Comparative Study of Subcortical Atrophy in Patients with Frontotemporal Dementia and Dementia with Extrapyramidal Signs
Leonardo Caixeta 1, *, Renata Teles Vieira 2, Flávia Paes 4, Mauro Giovanni Carta 3, Antonio Egidio Nardi 4, Oscar Arias-Carrión 5, Nuno B. F Rocha 6, Henning Budde 7, Sergio Machado 4, 8
Identifiers and Pagination:Year: 2015
First Page: 125
Last Page: 129
Publisher ID: CPEMH-11-125
Article History:Received Date: 2/8/2014
Revision Received Date: 22/9/2014
Acceptance Date: 28/9/2014
Electronic publication date: 31 /3/2015
Collection year: 2015
open-access license: This is an open access article licensed under the terms of the Creative Commons Attribution Non-Commercial License (http://creativecommons.org/licenses/by-nc/3.0/) which permits unrestricted, non-commercial use, distribution and reproduction in any medium, provided the work is properly cited.
Objectives : To investigate the severity of subcortical atrophy in frontotemporal dementia (FTD) without extrapyramidal symptoms (EPS) and dementia with EPS. In addition, we aim to verify if there is correlation between demographic and clinical characteristics and subcortical atrophy in the groups.
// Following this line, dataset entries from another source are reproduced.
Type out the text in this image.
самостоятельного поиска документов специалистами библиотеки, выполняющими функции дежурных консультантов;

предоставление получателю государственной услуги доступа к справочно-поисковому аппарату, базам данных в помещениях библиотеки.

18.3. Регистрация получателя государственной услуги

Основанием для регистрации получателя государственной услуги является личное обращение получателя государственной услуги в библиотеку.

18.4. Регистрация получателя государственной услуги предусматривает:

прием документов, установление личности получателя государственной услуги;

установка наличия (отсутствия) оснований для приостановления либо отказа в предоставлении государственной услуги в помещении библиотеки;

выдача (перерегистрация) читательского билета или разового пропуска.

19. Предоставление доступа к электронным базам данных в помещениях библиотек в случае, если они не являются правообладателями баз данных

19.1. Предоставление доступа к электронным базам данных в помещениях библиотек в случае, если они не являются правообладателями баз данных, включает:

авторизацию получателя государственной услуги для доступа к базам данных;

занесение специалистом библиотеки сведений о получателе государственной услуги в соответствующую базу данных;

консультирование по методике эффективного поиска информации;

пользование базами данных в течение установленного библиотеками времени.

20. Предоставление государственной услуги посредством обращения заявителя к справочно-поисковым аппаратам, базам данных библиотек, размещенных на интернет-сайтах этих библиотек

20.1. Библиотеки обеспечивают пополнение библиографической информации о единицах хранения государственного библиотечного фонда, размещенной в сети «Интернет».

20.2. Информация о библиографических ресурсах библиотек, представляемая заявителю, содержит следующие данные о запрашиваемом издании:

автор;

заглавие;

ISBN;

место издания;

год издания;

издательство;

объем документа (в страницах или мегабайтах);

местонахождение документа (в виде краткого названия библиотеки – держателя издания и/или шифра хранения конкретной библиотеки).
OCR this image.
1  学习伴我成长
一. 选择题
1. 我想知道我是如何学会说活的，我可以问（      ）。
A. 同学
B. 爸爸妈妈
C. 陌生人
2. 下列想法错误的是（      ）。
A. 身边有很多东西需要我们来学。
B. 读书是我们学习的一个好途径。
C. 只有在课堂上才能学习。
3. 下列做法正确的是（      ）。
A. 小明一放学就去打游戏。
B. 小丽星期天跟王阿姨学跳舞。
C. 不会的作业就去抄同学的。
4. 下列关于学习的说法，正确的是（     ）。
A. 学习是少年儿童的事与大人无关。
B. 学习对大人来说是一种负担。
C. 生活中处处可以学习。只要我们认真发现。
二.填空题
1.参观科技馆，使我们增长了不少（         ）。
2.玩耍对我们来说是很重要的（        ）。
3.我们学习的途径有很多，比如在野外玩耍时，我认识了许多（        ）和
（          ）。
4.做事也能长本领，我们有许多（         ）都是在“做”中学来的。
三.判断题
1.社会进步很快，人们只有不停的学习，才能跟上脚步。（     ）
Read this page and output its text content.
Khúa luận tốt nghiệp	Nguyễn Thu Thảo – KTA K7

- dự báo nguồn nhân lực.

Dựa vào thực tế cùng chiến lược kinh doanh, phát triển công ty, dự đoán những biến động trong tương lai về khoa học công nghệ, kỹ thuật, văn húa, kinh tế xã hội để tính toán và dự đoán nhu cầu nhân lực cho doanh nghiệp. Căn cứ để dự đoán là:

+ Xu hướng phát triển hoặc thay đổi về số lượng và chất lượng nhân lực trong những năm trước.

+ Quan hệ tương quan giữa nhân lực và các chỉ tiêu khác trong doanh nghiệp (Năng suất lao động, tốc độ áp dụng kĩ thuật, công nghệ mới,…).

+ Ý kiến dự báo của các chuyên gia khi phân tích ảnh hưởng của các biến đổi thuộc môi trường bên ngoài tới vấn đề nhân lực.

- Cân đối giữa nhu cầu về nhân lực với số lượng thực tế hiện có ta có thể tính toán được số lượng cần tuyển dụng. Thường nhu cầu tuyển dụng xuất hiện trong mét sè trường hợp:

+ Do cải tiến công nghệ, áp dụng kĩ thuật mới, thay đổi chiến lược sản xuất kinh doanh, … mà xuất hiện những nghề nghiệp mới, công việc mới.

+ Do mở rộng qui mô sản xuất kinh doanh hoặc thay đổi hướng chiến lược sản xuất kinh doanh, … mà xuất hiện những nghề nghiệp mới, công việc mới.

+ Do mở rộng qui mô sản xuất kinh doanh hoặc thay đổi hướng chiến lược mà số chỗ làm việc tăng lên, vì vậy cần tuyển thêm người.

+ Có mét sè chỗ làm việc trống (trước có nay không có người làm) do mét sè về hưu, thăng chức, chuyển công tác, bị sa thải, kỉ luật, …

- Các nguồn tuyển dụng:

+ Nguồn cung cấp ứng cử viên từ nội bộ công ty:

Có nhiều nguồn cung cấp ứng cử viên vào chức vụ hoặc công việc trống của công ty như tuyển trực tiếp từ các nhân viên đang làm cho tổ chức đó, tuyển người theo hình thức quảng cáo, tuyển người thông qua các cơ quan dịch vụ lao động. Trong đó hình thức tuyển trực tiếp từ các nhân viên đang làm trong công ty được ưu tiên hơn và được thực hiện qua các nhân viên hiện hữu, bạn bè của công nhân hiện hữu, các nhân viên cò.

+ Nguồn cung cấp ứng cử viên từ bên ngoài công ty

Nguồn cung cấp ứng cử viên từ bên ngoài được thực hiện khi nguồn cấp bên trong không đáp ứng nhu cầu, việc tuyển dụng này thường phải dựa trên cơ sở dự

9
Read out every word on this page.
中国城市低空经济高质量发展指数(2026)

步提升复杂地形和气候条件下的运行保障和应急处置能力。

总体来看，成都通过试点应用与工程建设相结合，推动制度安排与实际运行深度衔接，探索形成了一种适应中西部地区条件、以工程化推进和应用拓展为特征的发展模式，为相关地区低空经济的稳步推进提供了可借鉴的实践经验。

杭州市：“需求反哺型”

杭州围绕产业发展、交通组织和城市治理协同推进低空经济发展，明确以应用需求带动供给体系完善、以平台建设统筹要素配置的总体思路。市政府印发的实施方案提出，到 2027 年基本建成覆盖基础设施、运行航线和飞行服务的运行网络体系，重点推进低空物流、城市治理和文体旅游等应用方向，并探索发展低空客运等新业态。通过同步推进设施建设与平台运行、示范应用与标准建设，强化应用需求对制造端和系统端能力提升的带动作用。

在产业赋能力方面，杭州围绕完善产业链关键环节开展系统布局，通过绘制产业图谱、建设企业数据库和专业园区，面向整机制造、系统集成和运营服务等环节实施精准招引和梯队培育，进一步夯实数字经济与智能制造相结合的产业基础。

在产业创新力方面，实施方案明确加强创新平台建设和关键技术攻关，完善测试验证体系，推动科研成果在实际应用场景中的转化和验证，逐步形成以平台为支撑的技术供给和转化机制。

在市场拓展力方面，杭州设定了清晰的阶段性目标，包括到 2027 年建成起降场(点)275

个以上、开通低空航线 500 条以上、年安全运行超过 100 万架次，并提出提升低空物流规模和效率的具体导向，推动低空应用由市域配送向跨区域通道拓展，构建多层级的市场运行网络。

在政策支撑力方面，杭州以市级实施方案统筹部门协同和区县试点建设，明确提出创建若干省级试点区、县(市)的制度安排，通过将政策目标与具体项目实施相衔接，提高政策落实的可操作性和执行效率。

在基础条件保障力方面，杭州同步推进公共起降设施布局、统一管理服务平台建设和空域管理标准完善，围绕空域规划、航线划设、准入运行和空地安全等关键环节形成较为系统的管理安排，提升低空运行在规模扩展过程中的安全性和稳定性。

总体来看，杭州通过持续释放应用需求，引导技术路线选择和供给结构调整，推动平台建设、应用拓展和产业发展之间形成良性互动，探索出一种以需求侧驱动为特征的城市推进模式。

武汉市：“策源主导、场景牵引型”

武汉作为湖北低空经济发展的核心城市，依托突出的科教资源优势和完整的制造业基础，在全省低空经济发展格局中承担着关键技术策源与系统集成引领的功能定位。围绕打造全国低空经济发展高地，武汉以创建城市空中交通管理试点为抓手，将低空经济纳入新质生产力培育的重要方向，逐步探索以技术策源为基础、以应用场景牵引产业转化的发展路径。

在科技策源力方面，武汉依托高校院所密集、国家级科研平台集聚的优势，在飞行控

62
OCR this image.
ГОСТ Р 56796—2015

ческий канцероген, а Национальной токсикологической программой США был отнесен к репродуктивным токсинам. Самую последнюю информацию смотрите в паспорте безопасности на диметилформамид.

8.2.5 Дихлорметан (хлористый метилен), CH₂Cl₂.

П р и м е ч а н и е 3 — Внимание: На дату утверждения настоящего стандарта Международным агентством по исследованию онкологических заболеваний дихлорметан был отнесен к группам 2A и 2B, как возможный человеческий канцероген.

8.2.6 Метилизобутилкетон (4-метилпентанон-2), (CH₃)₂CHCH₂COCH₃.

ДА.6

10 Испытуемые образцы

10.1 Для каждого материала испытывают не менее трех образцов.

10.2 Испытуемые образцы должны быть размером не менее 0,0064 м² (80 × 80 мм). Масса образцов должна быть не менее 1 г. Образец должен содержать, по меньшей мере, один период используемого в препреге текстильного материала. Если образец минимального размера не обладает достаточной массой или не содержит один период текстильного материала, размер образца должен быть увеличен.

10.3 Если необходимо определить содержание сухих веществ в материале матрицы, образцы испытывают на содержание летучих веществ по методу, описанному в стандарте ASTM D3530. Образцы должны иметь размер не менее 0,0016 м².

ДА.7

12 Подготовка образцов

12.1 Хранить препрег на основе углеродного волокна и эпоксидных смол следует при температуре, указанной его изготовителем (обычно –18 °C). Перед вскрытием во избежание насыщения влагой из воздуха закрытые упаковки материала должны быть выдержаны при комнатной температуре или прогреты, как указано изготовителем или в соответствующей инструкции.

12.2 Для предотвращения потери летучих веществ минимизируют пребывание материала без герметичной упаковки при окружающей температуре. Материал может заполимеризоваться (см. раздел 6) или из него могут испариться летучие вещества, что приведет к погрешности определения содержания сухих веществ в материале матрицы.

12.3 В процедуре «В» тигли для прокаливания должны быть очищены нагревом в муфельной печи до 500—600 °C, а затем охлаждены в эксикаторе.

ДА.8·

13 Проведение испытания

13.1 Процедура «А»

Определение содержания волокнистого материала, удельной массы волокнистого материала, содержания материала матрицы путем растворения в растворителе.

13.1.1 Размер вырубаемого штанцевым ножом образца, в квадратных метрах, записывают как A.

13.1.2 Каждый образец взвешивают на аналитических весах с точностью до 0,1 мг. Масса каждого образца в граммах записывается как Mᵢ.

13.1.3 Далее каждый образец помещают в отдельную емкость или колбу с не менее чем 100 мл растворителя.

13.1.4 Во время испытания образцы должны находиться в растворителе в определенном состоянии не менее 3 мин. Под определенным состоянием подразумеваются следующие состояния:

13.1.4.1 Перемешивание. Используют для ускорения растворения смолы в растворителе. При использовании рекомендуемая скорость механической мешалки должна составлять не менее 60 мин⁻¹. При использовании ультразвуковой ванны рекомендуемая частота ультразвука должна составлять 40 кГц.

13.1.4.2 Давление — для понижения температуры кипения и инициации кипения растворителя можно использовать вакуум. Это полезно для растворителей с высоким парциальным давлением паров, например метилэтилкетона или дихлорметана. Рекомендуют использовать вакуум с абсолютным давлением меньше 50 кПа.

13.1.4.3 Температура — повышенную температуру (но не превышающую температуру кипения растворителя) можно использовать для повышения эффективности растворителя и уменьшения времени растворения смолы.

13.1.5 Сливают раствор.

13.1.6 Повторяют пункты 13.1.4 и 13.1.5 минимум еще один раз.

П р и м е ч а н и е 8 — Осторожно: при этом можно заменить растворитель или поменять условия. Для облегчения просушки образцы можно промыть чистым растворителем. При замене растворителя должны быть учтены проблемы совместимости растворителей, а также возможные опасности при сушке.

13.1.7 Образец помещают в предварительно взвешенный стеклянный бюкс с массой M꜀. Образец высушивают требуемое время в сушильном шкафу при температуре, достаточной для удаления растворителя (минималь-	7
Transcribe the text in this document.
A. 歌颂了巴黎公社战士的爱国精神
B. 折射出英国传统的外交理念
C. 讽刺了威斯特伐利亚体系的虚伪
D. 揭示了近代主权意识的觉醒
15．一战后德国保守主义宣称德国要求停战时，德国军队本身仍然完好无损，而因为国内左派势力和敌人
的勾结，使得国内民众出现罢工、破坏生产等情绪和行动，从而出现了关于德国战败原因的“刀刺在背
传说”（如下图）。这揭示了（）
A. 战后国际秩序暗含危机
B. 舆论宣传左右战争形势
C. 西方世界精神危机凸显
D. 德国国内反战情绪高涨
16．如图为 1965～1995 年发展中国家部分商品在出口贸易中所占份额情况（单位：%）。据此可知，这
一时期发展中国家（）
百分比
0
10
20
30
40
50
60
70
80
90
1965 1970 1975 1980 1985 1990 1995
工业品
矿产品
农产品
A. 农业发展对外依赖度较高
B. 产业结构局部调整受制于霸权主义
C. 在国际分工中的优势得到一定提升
Methodology : The sample was composed of 21 patients with dementia and EPS as well as 19 patients with FTD without EPS. A linear assessment was conducted in order to identify the degree of subcortical atrophy (i.e., bifrontal index - BFI) using MRI. Moreover, the Mini-Mental State Examination (MMSE), Pfeffer Functional Activities Questionnaire (FAQ) and the Clinical Dementia Rating (CDR) were used to investigate clinical aspects. Results : It was verified that patients with dementia and EPS was older than the patients with FTD (p=0.01). The severity of cognitive deficits was associated with BFI, as well as the dementia severity in the EPS group. Conclusion : FTD group presented mean BFI scores above the cutoff for normal elderly population, indicating the presence of subcortical atrophy in this group. Mean BFI was higher (although not statistically significant) in FTD group than in dementia with EPS, which can suggest at least that subcortical pathology in FTD may be as important as in the dementia with EPS group. Subcortical atrophy is a good biological marker for cognitive deterioration in FTD and in dementia with EPS.